With the rapid expansion of the school, news spread about the possible sale and privatization of the school, with school leadership denying the information as rumors in 2015. In 2019, the university became officially affiliated as a member of the Vietnam National University, Ho Chi Minh City system.

The current rector is Dr. Võ Văn Thắng. AGU has 10,003 students and 815 staff members and lecturers.

==Campus==
For much of its existence, the university was a single campus near the developing downtown of Long Xuyen. In 2009, the university opened its north campus, which would serve as the school's primary headquarters.
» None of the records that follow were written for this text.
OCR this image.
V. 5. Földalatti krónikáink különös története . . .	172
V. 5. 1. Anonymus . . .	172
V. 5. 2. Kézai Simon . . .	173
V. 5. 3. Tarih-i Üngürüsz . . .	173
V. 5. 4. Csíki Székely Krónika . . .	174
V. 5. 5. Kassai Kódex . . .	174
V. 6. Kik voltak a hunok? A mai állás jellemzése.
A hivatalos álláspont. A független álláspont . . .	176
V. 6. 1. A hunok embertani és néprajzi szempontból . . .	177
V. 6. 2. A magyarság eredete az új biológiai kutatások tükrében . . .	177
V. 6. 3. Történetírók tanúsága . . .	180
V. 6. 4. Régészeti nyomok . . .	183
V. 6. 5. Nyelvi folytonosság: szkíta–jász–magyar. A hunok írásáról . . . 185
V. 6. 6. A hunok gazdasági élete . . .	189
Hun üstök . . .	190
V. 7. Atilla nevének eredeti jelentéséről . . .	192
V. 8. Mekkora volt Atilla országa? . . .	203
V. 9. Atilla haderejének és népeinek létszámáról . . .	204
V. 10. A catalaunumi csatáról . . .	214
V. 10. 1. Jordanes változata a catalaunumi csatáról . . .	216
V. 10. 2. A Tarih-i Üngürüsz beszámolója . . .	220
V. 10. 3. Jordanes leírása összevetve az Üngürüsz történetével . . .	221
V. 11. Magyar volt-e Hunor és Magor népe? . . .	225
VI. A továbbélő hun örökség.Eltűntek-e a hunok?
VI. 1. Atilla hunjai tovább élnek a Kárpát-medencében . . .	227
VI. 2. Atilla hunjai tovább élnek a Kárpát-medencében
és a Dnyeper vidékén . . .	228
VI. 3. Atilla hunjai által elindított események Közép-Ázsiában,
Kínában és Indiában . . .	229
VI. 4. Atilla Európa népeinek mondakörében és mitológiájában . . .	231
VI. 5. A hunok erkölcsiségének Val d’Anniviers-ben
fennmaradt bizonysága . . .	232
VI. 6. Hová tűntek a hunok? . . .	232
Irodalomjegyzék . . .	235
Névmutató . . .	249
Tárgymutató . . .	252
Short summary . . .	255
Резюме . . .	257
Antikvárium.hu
Due to its size and central location, the campus sometimes serves as a central meeting ground for the city festivals and expositions.

==Academics==

AGU has six main schools housing 36 departments and 57 degree programs.

===Schools===
AGU has six main schools:
- School of Education
- School of Agriculture and Natural Resources
- School of Technology and Environment
- School of Economics and Business Management
- School of Culture and Arts
- School of Philosophy

===Institutional Partnerships===

An Giang University has a number of partnerships both domestic and international, with universities, non-governmental organizations, and corporations.

==Student life==
The University has on-campus dormitories. There is an electronic newspaper produced by and for the student body. There multiple student organizations and clubs on-campus.